EMF Health-effects Research

HSP70 expression in human trophoblast cells exposed to different 1.8 Ghz mobile phone signals.

Franzellitti S, Valbonesi P, Contin A, Biondi C, Fabbri E

Radiat Res. 170(4):488-497, 2008

The heat-shock proteins (HSPs) are important cellular stress markers and have been proposed as candidates to infer biological effects of high-frequency electromagnetic fields (EMFs).

In the current study, HSP70 gene and protein expression were evaluated in cells of the human trophoblast cell line HTR-8/SVneo after prolonged exposure (4 to 24 h) to 1.8 GHz continuous-wave (CW) and different GSM signals (GSM-217Hz and GSM-Talk) to assess the possible effects of time and modulation schemes on cell responses.
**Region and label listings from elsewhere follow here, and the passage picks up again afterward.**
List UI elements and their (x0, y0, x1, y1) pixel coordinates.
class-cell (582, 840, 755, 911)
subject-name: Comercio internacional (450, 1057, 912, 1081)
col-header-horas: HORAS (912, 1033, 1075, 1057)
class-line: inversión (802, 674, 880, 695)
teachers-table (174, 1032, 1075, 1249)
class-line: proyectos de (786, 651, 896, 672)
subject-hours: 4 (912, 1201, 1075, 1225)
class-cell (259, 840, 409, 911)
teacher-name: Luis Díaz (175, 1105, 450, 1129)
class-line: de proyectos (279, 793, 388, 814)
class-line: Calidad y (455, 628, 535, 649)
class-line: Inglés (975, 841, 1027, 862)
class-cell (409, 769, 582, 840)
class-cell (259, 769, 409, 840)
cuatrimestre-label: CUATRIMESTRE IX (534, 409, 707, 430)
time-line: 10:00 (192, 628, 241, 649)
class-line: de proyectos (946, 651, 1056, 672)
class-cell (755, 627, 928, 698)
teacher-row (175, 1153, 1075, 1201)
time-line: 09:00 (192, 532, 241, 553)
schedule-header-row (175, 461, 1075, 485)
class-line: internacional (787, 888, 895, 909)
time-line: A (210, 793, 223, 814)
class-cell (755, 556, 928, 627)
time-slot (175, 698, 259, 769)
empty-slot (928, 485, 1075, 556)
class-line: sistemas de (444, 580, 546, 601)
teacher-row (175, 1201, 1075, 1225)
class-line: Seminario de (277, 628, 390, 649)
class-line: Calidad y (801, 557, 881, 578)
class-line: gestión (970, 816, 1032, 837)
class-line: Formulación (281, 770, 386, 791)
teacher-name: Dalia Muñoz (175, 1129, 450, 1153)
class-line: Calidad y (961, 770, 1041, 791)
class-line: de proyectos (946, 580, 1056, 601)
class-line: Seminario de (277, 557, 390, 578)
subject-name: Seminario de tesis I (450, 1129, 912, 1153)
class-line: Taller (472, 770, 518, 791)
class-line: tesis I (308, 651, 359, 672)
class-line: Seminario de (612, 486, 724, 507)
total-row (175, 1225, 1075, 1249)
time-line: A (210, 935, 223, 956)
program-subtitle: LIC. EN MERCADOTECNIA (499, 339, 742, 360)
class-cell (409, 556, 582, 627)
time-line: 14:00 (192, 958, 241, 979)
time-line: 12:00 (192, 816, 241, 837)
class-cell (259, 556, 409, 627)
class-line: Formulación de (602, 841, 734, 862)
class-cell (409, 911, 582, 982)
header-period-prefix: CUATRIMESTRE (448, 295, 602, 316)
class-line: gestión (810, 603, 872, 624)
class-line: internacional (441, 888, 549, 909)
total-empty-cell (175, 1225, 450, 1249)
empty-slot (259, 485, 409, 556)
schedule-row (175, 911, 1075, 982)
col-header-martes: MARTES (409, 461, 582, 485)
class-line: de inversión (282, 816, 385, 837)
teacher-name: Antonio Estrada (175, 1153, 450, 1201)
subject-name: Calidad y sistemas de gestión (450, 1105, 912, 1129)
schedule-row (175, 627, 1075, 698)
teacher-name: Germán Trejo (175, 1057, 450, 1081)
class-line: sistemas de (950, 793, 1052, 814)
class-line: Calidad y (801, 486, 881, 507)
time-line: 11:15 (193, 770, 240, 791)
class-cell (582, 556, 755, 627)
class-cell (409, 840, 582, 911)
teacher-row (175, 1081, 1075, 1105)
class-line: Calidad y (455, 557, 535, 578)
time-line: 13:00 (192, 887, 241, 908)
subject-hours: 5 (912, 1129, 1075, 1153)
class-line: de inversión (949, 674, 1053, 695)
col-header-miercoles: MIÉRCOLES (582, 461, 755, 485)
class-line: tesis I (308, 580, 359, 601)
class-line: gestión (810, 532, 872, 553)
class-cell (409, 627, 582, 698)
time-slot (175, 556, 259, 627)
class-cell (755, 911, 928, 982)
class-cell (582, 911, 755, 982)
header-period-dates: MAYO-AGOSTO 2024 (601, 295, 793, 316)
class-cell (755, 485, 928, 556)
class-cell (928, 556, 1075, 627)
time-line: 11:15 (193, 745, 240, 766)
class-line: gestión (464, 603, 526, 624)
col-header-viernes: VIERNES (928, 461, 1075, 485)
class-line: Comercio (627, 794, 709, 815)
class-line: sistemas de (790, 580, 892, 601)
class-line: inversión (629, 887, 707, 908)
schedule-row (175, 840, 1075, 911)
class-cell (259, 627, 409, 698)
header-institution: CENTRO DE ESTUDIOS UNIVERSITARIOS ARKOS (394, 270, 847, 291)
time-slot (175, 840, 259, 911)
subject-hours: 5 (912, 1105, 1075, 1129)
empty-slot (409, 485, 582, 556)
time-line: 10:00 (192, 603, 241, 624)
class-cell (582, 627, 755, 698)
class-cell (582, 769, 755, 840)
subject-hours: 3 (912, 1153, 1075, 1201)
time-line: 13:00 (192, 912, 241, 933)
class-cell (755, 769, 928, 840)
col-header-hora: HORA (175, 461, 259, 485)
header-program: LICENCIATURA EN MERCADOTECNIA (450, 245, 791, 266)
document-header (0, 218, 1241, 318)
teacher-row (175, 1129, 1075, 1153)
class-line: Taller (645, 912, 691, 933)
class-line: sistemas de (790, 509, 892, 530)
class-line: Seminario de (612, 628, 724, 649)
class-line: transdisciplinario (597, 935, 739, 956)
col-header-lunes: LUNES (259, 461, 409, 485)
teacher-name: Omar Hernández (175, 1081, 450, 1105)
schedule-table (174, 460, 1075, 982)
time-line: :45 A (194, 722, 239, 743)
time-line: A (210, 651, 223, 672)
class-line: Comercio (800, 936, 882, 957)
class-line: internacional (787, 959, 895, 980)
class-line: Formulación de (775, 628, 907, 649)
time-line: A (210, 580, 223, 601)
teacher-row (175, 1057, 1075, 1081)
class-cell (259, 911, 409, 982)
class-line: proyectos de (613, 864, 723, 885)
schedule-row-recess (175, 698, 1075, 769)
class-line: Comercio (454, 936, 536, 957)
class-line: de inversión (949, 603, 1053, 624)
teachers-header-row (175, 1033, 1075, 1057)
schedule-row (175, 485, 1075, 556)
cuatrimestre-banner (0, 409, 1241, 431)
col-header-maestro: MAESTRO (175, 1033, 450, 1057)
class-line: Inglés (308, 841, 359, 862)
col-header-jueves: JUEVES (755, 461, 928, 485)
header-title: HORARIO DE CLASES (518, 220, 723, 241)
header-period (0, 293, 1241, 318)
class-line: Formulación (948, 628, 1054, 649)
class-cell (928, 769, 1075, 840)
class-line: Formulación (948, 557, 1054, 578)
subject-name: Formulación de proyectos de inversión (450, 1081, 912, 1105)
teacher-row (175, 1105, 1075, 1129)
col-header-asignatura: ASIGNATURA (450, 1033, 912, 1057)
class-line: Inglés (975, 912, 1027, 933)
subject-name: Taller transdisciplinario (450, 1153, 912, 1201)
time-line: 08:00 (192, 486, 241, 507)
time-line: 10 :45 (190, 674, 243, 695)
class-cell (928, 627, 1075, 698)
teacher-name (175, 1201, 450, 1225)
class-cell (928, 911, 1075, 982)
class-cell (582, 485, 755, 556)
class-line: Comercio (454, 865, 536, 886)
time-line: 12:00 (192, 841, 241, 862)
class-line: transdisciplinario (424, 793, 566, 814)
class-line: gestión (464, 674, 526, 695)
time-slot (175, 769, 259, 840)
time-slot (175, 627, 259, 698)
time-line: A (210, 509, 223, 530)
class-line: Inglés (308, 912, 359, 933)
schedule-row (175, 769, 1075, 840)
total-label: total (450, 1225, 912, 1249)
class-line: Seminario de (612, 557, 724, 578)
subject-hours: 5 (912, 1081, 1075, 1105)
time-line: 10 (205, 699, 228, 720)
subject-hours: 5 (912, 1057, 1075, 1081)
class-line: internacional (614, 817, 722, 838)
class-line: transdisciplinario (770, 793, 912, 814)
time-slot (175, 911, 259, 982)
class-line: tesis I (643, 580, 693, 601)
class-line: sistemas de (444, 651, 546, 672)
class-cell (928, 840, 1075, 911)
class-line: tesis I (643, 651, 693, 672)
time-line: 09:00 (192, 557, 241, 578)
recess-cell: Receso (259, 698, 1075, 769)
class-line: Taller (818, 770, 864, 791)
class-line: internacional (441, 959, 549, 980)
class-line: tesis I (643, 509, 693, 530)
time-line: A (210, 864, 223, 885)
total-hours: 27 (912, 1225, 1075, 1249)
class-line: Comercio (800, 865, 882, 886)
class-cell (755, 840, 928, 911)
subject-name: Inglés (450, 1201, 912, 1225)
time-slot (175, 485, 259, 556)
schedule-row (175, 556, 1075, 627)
Inducible HSP70 protein expression was not modified by high-frequency EMFs under any condition tested. The inducible HSP70A, HSP70B and the constitutive HSC70 transcripts did not change in cells exposed to high-frequency EMFs with the different modulation schemes. Instead, levels of the inducible HSP70C transcript were significantly enhanced after 24 h exposure to GSM-217Hz signals and reduced after 4 and 16 h exposure to GSM-Talk signals. As in other cell systems, in HTR-8/SVneo cells the response to high-frequency EMFs was detected at the mRNA level after exposure to amplitude-modulated GSM signals.

The present results suggest that the expression analysis for multiple transcripts, though encoding the same or similar protein products, can be highly informative and may account for subtle changes not detected at the protein level.